DENVER (Billboard) - After years of watching music fans flood online social networks to interact with their favorite recording artists, the music industry is starting to get serious about adding community features to its own websites.
Hoping to become a big player in that effort is networking giant Cisco, which during the Consumer Electronics Show, January 8-11 in Las Vegas, introduced its Eos platform — a set of hosted online tools designed to enable media and entertainment companies to build social networking functions into websites.
For record labels, that means adding fan community services to artist sites. Warner Music Group (WMG) is the first label partner signed on to use the Eos platform, and it already plans to add such functionality to the sites for Atlantic artists Laura Izibor and Sean Paul. Other artist sites will migrate to the platform over the course of the year.
“As the Web shifts from the enterprise to the consumer in terms of where the traffic is coming from, the social media revolution — which is all about fans interacting with artists — is going to provide an enormous opportunity,” said WMG executive vice president of digital strategy and business development Michael Nash. “This is a recognition that having a social media strategy is not just about partnering with social networks, but it’s also about what we do with our direct-to-consumer efforts.”
Eos features include data analytics, content management and site administration capabilities, but it’s the social networking that gets Cisco’s foot in the door. That a company the size of Cisco is dedicating an entire division of resources to the effort speaks volumes on how significant an opportunity it expects the field to present in the years ahead.

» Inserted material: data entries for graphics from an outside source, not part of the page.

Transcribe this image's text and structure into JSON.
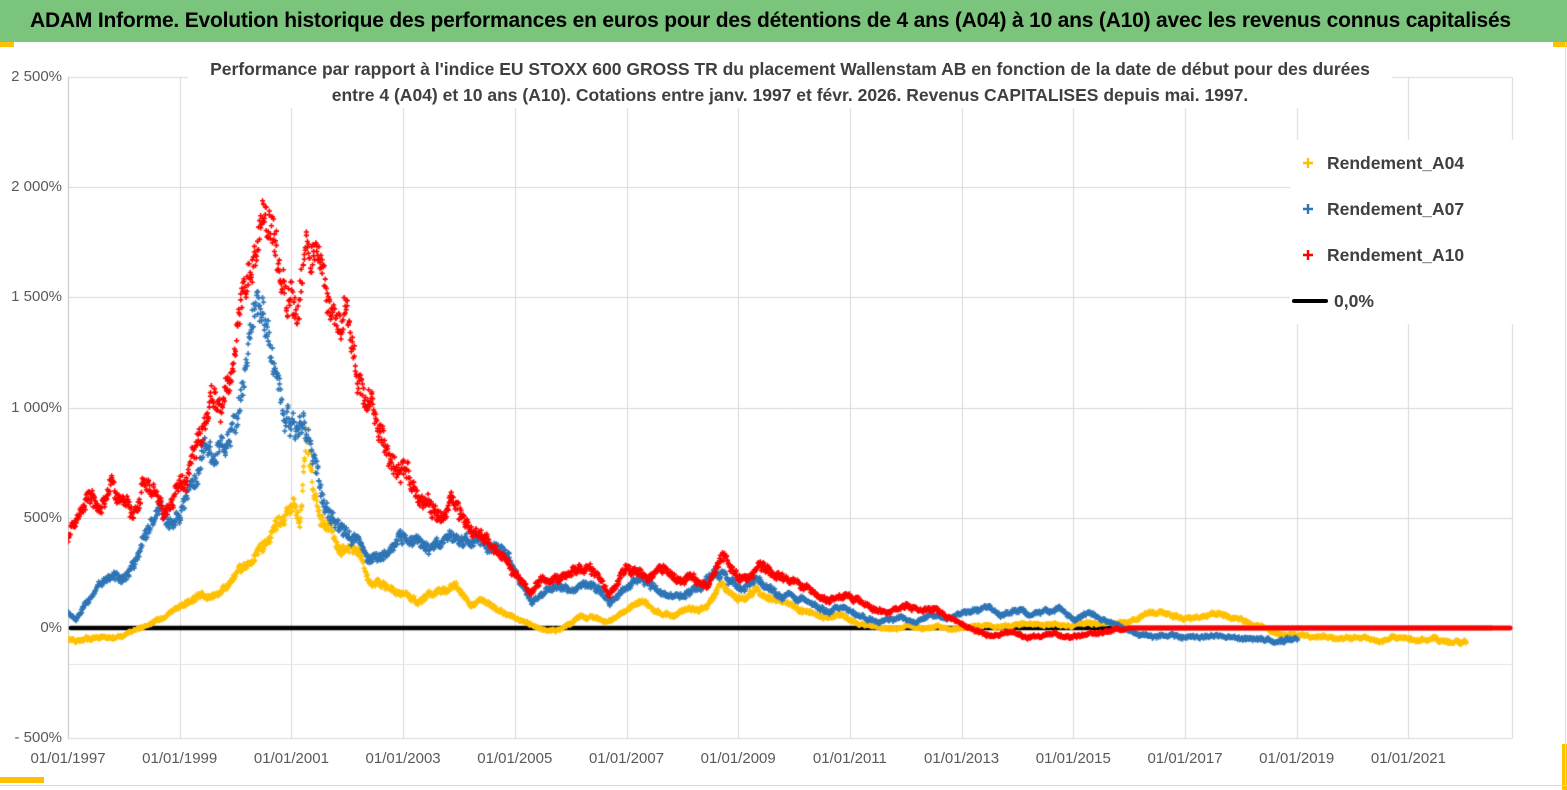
{
  "header": {
    "title": "ADAM Informe. Evolution historique des performances en euros pour des détentions de 4 ans (A04) à 10 ans (A10) avec les revenus connus capitalisés"
  },
  "accents": {
    "gold": "#FFC000",
    "header_green": "#7AC47C"
  },
  "chart_data": {
    "type": "scatter",
    "title_line1": "Performance par rapport à l'indice EU STOXX 600 GROSS TR  du placement Wallenstam AB en fonction de la date de début pour des durées",
    "title_line2": "entre 4 (A04) et 10 ans (A10). Cotations entre janv. 1997 et févr. 2026. Revenus CAPITALISES depuis mai. 1997.",
    "grid": "on",
    "legend_position": "right",
    "x_axis": {
      "tick_years": [
        1997,
        1999,
        2001,
        2003,
        2005,
        2007,
        2009,
        2011,
        2013,
        2015,
        2017,
        2019,
        2021
      ],
      "tick_labels": [
        "01/01/1997",
        "01/01/1999",
        "01/01/2001",
        "01/01/2003",
        "01/01/2005",
        "01/01/2007",
        "01/01/2009",
        "01/01/2011",
        "01/01/2013",
        "01/01/2015",
        "01/01/2017",
        "01/01/2019",
        "01/01/2021"
      ],
      "min_year": 1997.0,
      "max_year": 2022.86
    },
    "y_axis": {
      "tick_values": [
        2500,
        2000,
        1500,
        1000,
        500,
        0,
        -500
      ],
      "tick_labels": [
        "2 500%",
        "2 000%",
        "1 500%",
        "1 000%",
        "500%",
        "0%",
        "- 500%"
      ],
      "min": -500,
      "max": 2500,
      "extra_faint_line_value": -163
    },
    "legend": [
      {
        "label": "Rendement_A04",
        "marker": "plus",
        "color": "#FFC000"
      },
      {
        "label": "Rendement_A07",
        "marker": "plus",
        "color": "#2E75B6"
      },
      {
        "label": "Rendement_A10",
        "marker": "plus",
        "color": "#FF0000"
      },
      {
        "label": "0,0%",
        "marker": "line",
        "color": "#000000"
      }
    ],
    "reference_line": {
      "label": "0,0%",
      "value": 0,
      "from_year": 1997.05,
      "to_year": 2022.5,
      "color": "#000000"
    },
    "series": [
      {
        "name": "Rendement_A04",
        "color": "#FFC000",
        "points": [
          [
            1997.0,
            -55
          ],
          [
            1997.3,
            -48
          ],
          [
            1997.6,
            -42
          ],
          [
            1997.9,
            -35
          ],
          [
            1998.1,
            -22
          ],
          [
            1998.3,
            -5
          ],
          [
            1998.55,
            35
          ],
          [
            1998.8,
            60
          ],
          [
            1999.0,
            90
          ],
          [
            1999.2,
            125
          ],
          [
            1999.4,
            160
          ],
          [
            1999.55,
            145
          ],
          [
            1999.75,
            175
          ],
          [
            2000.0,
            225
          ],
          [
            2000.2,
            280
          ],
          [
            2000.4,
            345
          ],
          [
            2000.6,
            415
          ],
          [
            2000.8,
            465
          ],
          [
            2000.95,
            520
          ],
          [
            2001.05,
            590
          ],
          [
            2001.15,
            470
          ],
          [
            2001.27,
            860
          ],
          [
            2001.32,
            760
          ],
          [
            2001.42,
            610
          ],
          [
            2001.55,
            500
          ],
          [
            2001.7,
            450
          ],
          [
            2001.87,
            335
          ],
          [
            2002.05,
            385
          ],
          [
            2002.25,
            295
          ],
          [
            2002.45,
            195
          ],
          [
            2002.65,
            205
          ],
          [
            2002.85,
            160
          ],
          [
            2003.05,
            170
          ],
          [
            2003.25,
            120
          ],
          [
            2003.5,
            150
          ],
          [
            2003.75,
            165
          ],
          [
            2003.95,
            200
          ],
          [
            2004.2,
            115
          ],
          [
            2004.4,
            130
          ],
          [
            2004.65,
            90
          ],
          [
            2004.9,
            60
          ],
          [
            2005.15,
            25
          ],
          [
            2005.35,
            5
          ],
          [
            2005.55,
            -15
          ],
          [
            2005.8,
            -5
          ],
          [
            2006.0,
            25
          ],
          [
            2006.2,
            45
          ],
          [
            2006.4,
            55
          ],
          [
            2006.6,
            25
          ],
          [
            2006.9,
            60
          ],
          [
            2007.1,
            95
          ],
          [
            2007.3,
            110
          ],
          [
            2007.6,
            65
          ],
          [
            2007.9,
            65
          ],
          [
            2008.15,
            90
          ],
          [
            2008.4,
            85
          ],
          [
            2008.72,
            215
          ],
          [
            2009.0,
            130
          ],
          [
            2009.33,
            190
          ],
          [
            2009.6,
            130
          ],
          [
            2009.85,
            110
          ],
          [
            2010.1,
            90
          ],
          [
            2010.45,
            45
          ],
          [
            2010.8,
            60
          ],
          [
            2011.1,
            30
          ],
          [
            2011.45,
            8
          ],
          [
            2011.7,
            -8
          ],
          [
            2012.0,
            15
          ],
          [
            2012.3,
            -5
          ],
          [
            2012.55,
            12
          ],
          [
            2012.8,
            -8
          ],
          [
            2013.05,
            2
          ],
          [
            2013.35,
            12
          ],
          [
            2013.6,
            5
          ],
          [
            2013.9,
            12
          ],
          [
            2014.15,
            22
          ],
          [
            2014.4,
            12
          ],
          [
            2014.7,
            18
          ],
          [
            2014.95,
            12
          ],
          [
            2015.2,
            20
          ],
          [
            2015.5,
            15
          ],
          [
            2015.75,
            20
          ],
          [
            2016.0,
            28
          ],
          [
            2016.3,
            55
          ],
          [
            2016.55,
            70
          ],
          [
            2016.8,
            55
          ],
          [
            2017.1,
            45
          ],
          [
            2017.35,
            52
          ],
          [
            2017.62,
            70
          ],
          [
            2017.9,
            48
          ],
          [
            2018.15,
            22
          ],
          [
            2018.35,
            5
          ],
          [
            2018.55,
            -18
          ],
          [
            2018.8,
            -30
          ],
          [
            2019.05,
            -35
          ],
          [
            2019.4,
            -40
          ],
          [
            2019.8,
            -45
          ],
          [
            2020.15,
            -40
          ],
          [
            2020.5,
            -50
          ],
          [
            2020.85,
            -45
          ],
          [
            2021.2,
            -55
          ],
          [
            2021.6,
            -60
          ],
          [
            2022.05,
            -65
          ]
        ]
      },
      {
        "name": "Rendement_A07",
        "color": "#2E75B6",
        "points": [
          [
            1997.0,
            70
          ],
          [
            1997.15,
            35
          ],
          [
            1997.35,
            120
          ],
          [
            1997.55,
            190
          ],
          [
            1997.75,
            250
          ],
          [
            1997.95,
            230
          ],
          [
            1998.2,
            300
          ],
          [
            1998.45,
            420
          ],
          [
            1998.65,
            520
          ],
          [
            1998.85,
            460
          ],
          [
            1999.05,
            560
          ],
          [
            1999.25,
            680
          ],
          [
            1999.45,
            870
          ],
          [
            1999.6,
            760
          ],
          [
            1999.8,
            820
          ],
          [
            2000.0,
            930
          ],
          [
            2000.15,
            1120
          ],
          [
            2000.3,
            1420
          ],
          [
            2000.38,
            1540
          ],
          [
            2000.5,
            1440
          ],
          [
            2000.62,
            1220
          ],
          [
            2000.75,
            1020
          ],
          [
            2000.9,
            950
          ],
          [
            2001.05,
            900
          ],
          [
            2001.15,
            1000
          ],
          [
            2001.25,
            950
          ],
          [
            2001.4,
            760
          ],
          [
            2001.6,
            560
          ],
          [
            2001.8,
            480
          ],
          [
            2002.0,
            440
          ],
          [
            2002.2,
            390
          ],
          [
            2002.45,
            310
          ],
          [
            2002.7,
            330
          ],
          [
            2002.95,
            415
          ],
          [
            2003.2,
            395
          ],
          [
            2003.55,
            350
          ],
          [
            2003.85,
            430
          ],
          [
            2004.1,
            390
          ],
          [
            2004.4,
            370
          ],
          [
            2004.65,
            345
          ],
          [
            2004.9,
            300
          ],
          [
            2005.1,
            210
          ],
          [
            2005.3,
            115
          ],
          [
            2005.55,
            160
          ],
          [
            2005.8,
            185
          ],
          [
            2006.05,
            160
          ],
          [
            2006.35,
            205
          ],
          [
            2006.7,
            120
          ],
          [
            2007.0,
            185
          ],
          [
            2007.3,
            225
          ],
          [
            2007.65,
            150
          ],
          [
            2007.95,
            140
          ],
          [
            2008.3,
            185
          ],
          [
            2008.72,
            260
          ],
          [
            2009.0,
            180
          ],
          [
            2009.35,
            230
          ],
          [
            2009.65,
            160
          ],
          [
            2009.95,
            140
          ],
          [
            2010.3,
            110
          ],
          [
            2010.65,
            70
          ],
          [
            2010.9,
            95
          ],
          [
            2011.2,
            60
          ],
          [
            2011.55,
            20
          ],
          [
            2011.9,
            55
          ],
          [
            2012.2,
            30
          ],
          [
            2012.45,
            65
          ],
          [
            2012.7,
            40
          ],
          [
            2013.0,
            65
          ],
          [
            2013.25,
            85
          ],
          [
            2013.45,
            95
          ],
          [
            2013.7,
            60
          ],
          [
            2013.95,
            85
          ],
          [
            2014.2,
            65
          ],
          [
            2014.5,
            75
          ],
          [
            2014.7,
            95
          ],
          [
            2015.0,
            40
          ],
          [
            2015.3,
            62
          ],
          [
            2015.55,
            30
          ],
          [
            2015.85,
            10
          ],
          [
            2016.1,
            -20
          ],
          [
            2016.4,
            -42
          ],
          [
            2016.65,
            -30
          ],
          [
            2016.9,
            -42
          ],
          [
            2017.25,
            -35
          ],
          [
            2017.6,
            -30
          ],
          [
            2018.0,
            -42
          ],
          [
            2018.3,
            -45
          ],
          [
            2018.55,
            -52
          ],
          [
            2018.8,
            -55
          ],
          [
            2019.03,
            -48
          ]
        ]
      },
      {
        "name": "Rendement_A10",
        "color": "#FF0000",
        "flat_zero_segment": [
          2015.98,
          2022.82
        ],
        "points": [
          [
            1997.0,
            400
          ],
          [
            1997.15,
            470
          ],
          [
            1997.38,
            620
          ],
          [
            1997.6,
            530
          ],
          [
            1997.8,
            640
          ],
          [
            1998.0,
            560
          ],
          [
            1998.15,
            480
          ],
          [
            1998.35,
            640
          ],
          [
            1998.55,
            660
          ],
          [
            1998.72,
            540
          ],
          [
            1998.9,
            640
          ],
          [
            1999.1,
            700
          ],
          [
            1999.35,
            900
          ],
          [
            1999.55,
            1020
          ],
          [
            1999.75,
            950
          ],
          [
            2000.0,
            1260
          ],
          [
            2000.15,
            1500
          ],
          [
            2000.3,
            1680
          ],
          [
            2000.45,
            1800
          ],
          [
            2000.55,
            1900
          ],
          [
            2000.68,
            1760
          ],
          [
            2000.8,
            1550
          ],
          [
            2000.95,
            1420
          ],
          [
            2001.1,
            1380
          ],
          [
            2001.25,
            1720
          ],
          [
            2001.38,
            1740
          ],
          [
            2001.55,
            1640
          ],
          [
            2001.7,
            1430
          ],
          [
            2001.85,
            1340
          ],
          [
            2002.0,
            1440
          ],
          [
            2002.2,
            1130
          ],
          [
            2002.42,
            960
          ],
          [
            2002.65,
            840
          ],
          [
            2002.9,
            730
          ],
          [
            2003.1,
            690
          ],
          [
            2003.3,
            590
          ],
          [
            2003.65,
            480
          ],
          [
            2003.95,
            560
          ],
          [
            2004.2,
            430
          ],
          [
            2004.5,
            390
          ],
          [
            2004.8,
            310
          ],
          [
            2005.1,
            200
          ],
          [
            2005.25,
            150
          ],
          [
            2005.5,
            230
          ],
          [
            2005.8,
            210
          ],
          [
            2006.05,
            260
          ],
          [
            2006.35,
            295
          ],
          [
            2006.7,
            150
          ],
          [
            2007.0,
            290
          ],
          [
            2007.35,
            235
          ],
          [
            2007.68,
            270
          ],
          [
            2008.0,
            205
          ],
          [
            2008.15,
            245
          ],
          [
            2008.45,
            195
          ],
          [
            2008.72,
            330
          ],
          [
            2009.0,
            235
          ],
          [
            2009.38,
            285
          ],
          [
            2009.65,
            225
          ],
          [
            2009.95,
            205
          ],
          [
            2010.3,
            165
          ],
          [
            2010.65,
            120
          ],
          [
            2010.9,
            155
          ],
          [
            2011.1,
            130
          ],
          [
            2011.35,
            90
          ],
          [
            2011.7,
            62
          ],
          [
            2012.0,
            110
          ],
          [
            2012.28,
            72
          ],
          [
            2012.55,
            92
          ],
          [
            2012.8,
            42
          ],
          [
            2013.0,
            20
          ],
          [
            2013.25,
            -12
          ],
          [
            2013.5,
            -32
          ],
          [
            2013.85,
            -22
          ],
          [
            2014.2,
            -42
          ],
          [
            2014.6,
            -30
          ],
          [
            2014.95,
            -42
          ],
          [
            2015.3,
            -30
          ],
          [
            2015.65,
            -18
          ],
          [
            2015.95,
            -5
          ]
        ]
      }
    ]
  }
}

According to the company’s internal market research, 36 percent of fans seek entertainment content directly from the branded site of the provider — be it a music artist or a TV show. Today, that traffic is largely promotional, with few opportunities for fans to interact the way they do on MySpace or Facebook.
Several site development tools with a social networking focus have been around for years, particularly one called Ning, which powers several existing artist-focused social networks. But outside of a few pioneering artists like 50 Cent and Kylie Minogue, few labels or artists have made much of an effort to turn it into a standard practice.

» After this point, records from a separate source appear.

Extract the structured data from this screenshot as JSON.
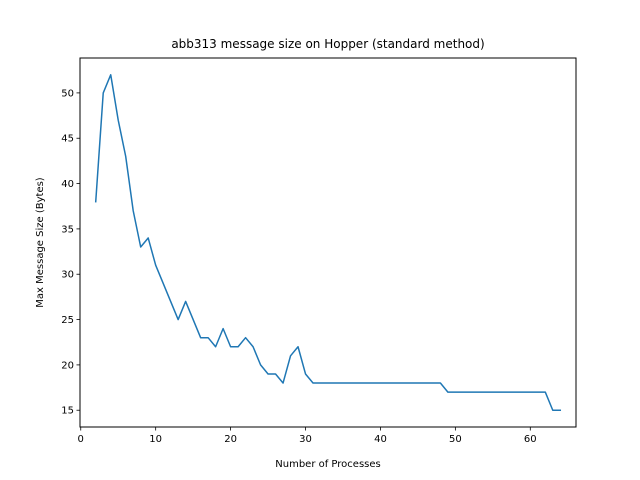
{
  "chart_data": {
    "type": "line",
    "title": "abb313 message size on Hopper (standard method)",
    "xlabel": "Number of Processes",
    "ylabel": "Max Message Size (Bytes)",
    "xlim": [
      -0.1,
      66.1
    ],
    "ylim": [
      13.15,
      53.85
    ],
    "xticks": [
      0,
      10,
      20,
      30,
      40,
      50,
      60
    ],
    "yticks": [
      15,
      20,
      25,
      30,
      35,
      40,
      45,
      50
    ],
    "grid": false,
    "line_color": "#1f77b4",
    "series": [
      {
        "x": [
          2,
          3,
          4,
          5,
          6,
          7,
          8,
          9,
          10,
          11,
          12,
          13,
          14,
          15,
          16,
          17,
          18,
          19,
          20,
          21,
          22,
          23,
          24,
          25,
          26,
          27,
          28,
          29,
          30,
          31,
          32,
          33,
          34,
          35,
          36,
          37,
          38,
          39,
          40,
          41,
          42,
          43,
          44,
          45,
          46,
          47,
          48,
          49,
          50,
          51,
          52,
          53,
          54,
          55,
          56,
          57,
          58,
          59,
          60,
          61,
          62,
          63,
          64
        ],
        "values": [
          38,
          50,
          52,
          47,
          43,
          37,
          33,
          34,
          31,
          29,
          27,
          25,
          27,
          25,
          23,
          23,
          22,
          24,
          22,
          22,
          23,
          22,
          20,
          19,
          19,
          18,
          21,
          22,
          19,
          18,
          18,
          18,
          18,
          18,
          18,
          18,
          18,
          18,
          18,
          18,
          18,
          18,
          18,
          18,
          18,
          18,
          18,
          17,
          17,
          17,
          17,
          17,
          17,
          17,
          17,
          17,
          17,
          17,
          17,
          17,
          17,
          15,
          15
        ]
      }
    ]
  }
}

“A lot of the interaction around artists occurs on MySpace or Facebook, where neither the label or the artist particularly monetizes those types of things,” said Dan Scheinman, senior vice president/general manager of Cisco’s Media Solutions Group.
Exactly how WMG or other labels plan to monetize their artists’ sites using the platform remains to be seen, but Scheinman said it will build the system with online advertising and sponsorship models in mind.
“This is really about managing these websites as businesses,” Nash said.